1 Introduction

Quality of life (QOL) can be broadly defined as an individual’s perception of or feelings toward circumstances of important life facets (Wu 2009). According to this perspective, identification of important life facets for an individual is a crucial step in assessing one’s QOL. However, not all QOL instruments provide a chance for an individual to nominate the life facets that are utilized to qualify his/her QOL (see Dijkers 2003, for a review), because most QOL instruments were developed to assess QOL among different groups or general populations for social indicators or resource allocation; therefore, they include the same facets for a generic purpose. As such, one strategy to reflect personalized importance of life domains in QOL assessment is to use an importance-weighting procedure. Specifically, based on the idea that important life facets have more influence on individuals’ overall QOL than less important facets have (see Hsieh 2012a), several researchers have suggested that an individual’s QOL score can be operationalized as the sum of importance-weighted scores in various specific life facets (e.g., Cummins 1997; Ferrans and Powers 1985; Frisch 1992; Hsieh 2003, 2004; McGrath and Bedi 2004; Oliver et al. 1995).

The utility of an importance-weighing procedure has been examined in past studies. Except for a few studies (Hsieh 2012b), most empirical evidence suggests that an importance-weighted score is not better than a unweighted score at predicting outcome variables (e.g., Hsieh 2003; Russell et al. 2006; Trauer and Mackinnon 2001; Wu 2008a; Wu et al. 2009a; Wu and Yao 2006c). In a series of studies based on Locke’s range-of-affect hypothesis, Wu and his colleagues (Wu 2008b; Wu and Yao 2006b, 2007b) suggest that there is no psychological basis for importance weighting because an individual has considered the importance of a life facet when evaluating that life facet.
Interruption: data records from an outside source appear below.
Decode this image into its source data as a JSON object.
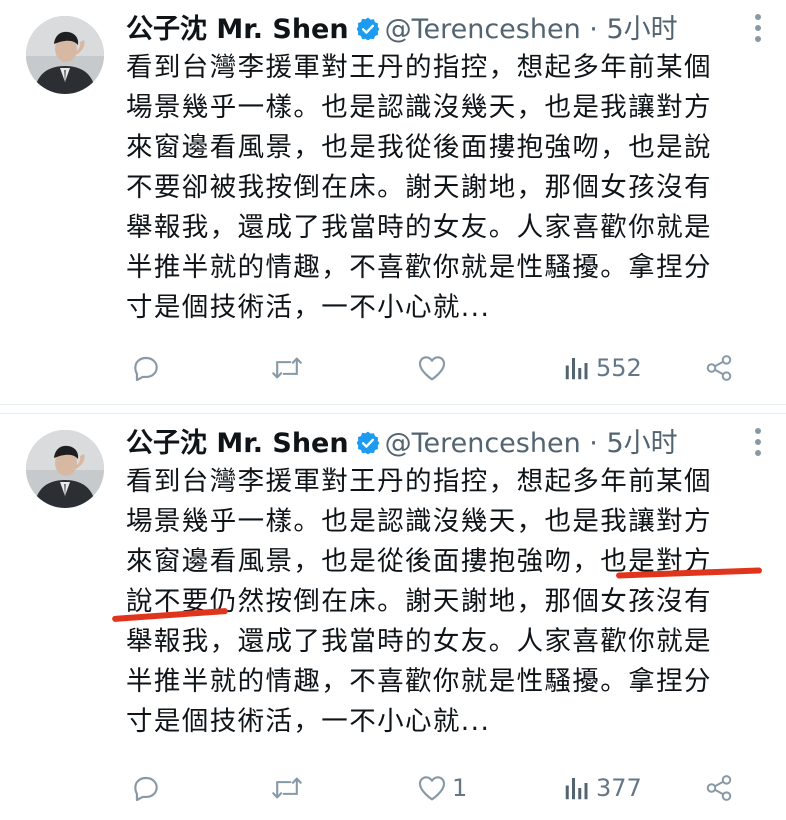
{
  "tweets": [
    {
      "display_name": "公子沈 Mr. Shen",
      "handle": "@Terenceshen",
      "separator": "·",
      "time": "5小时",
      "lines": [
        "看到台灣李援軍對王丹的指控，想起多年前某個",
        "場景幾乎一樣。也是認識沒幾天，也是我讓對方",
        "來窗邊看風景，也是我從後面摟抱強吻，也是說",
        "不要卻被我按倒在床。謝天謝地，那個女孩沒有",
        "舉報我，還成了我當時的女友。人家喜歡你就是",
        "半推半就的情趣，不喜歡你就是性騷擾。拿捏分",
        "寸是個技術活，一不小心就..."
      ],
      "reply_count": "",
      "retweet_count": "",
      "like_count": "",
      "views_count": "552"
    },
    {
      "display_name": "公子沈 Mr. Shen",
      "handle": "@Terenceshen",
      "separator": "·",
      "time": "5小时",
      "lines": [
        "看到台灣李援軍對王丹的指控，想起多年前某個",
        "場景幾乎一樣。也是認識沒幾天，也是我讓對方",
        "來窗邊看風景，也是從後面摟抱強吻，也是對方",
        "說不要仍然按倒在床。謝天謝地，那個女孩沒有",
        "舉報我，還成了我當時的女友。人家喜歡你就是",
        "半推半就的情趣，不喜歡你就是性騷擾。拿捏分",
        "寸是個技術活，一不小心就..."
      ],
      "reply_count": "",
      "retweet_count": "",
      "like_count": "1",
      "views_count": "377"
    }
  ],
  "icons": {
    "reply": "reply-icon",
    "retweet": "retweet-icon",
    "like": "heart-icon",
    "views": "views-icon",
    "share": "share-icon",
    "verified": "verified-badge-icon",
    "more": "more-icon"
  },
  "colors": {
    "text": "#0f1419",
    "secondary": "#536471",
    "icon": "#657786",
    "verified": "#1d9bf0",
    "annotation": "#e0341c"
  }
}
Hence, based on the existing literature, importance weighting, especially for QOL evaluation, is seemingly unnecessary (see Russell and Hubley 2005; Wu 2009, for a review).

Nevertheless, past studies on the examinations of the predictive benefit of importance weighting, especially in the QOL research, are restricted to specific research contexts. In brief, most past studies only compared the performance of unweighted scores and importance-weighted scores at the facet level in predicting the same outcome variables (e.g., Wu and Yao 2006b, c) or compared the performance of a unweighted total score and a importance-weighted total score in predicting the same outcome variables (e.g., Hsieh 2003; Russell et al. 2006). However, these two research contexts ignore the nature of the hierarchical and multidimensional structure of QOL measurements. Specifically, more and more QOL measurements have a hierarchical and multidimensional structure by including various facets at the item level that belong to a few domains at a higher level. These measurements then use multiple higher-order domain scores, rather than specific facet scores or a total score, to represent an individual’s QOL scores (e.g., Frisch 1992; Kreitler and Kreitler 2006; The WHOQOL Group 1998; Wiggins et al. 2008). As such, examining importance-weighting procedures at the facet score level or at the total score level will not help to gauge whether importance-weighting procedures are useful in a hierarchical and multidimensional measurement context. To date, the performance of importance weighting in this hierarchical and multidimensional context is still unknown.

Hsieh (2011) has indirectly addressed this issue by extending Wu and his colleagues’ (Wu 2008b; Wu and Yao 2006b, 2007b) work into multidimensional contexts and by including various facet scores, importance scores, and their product term in a regression model to show that having all multiplicative terms across facets in a model can help to account for more variances of outcome variables. However, his approach does not correspond to the context we mentioned here, because in those hierarchical and multidimensional measurements, only a few domain scores will be used in practice without also using multiplicative terms across facets. Therefore, for practical purposes, we aim to examine the utility of an importance-weighting procedure with a hierarchical and multidimensional measurement.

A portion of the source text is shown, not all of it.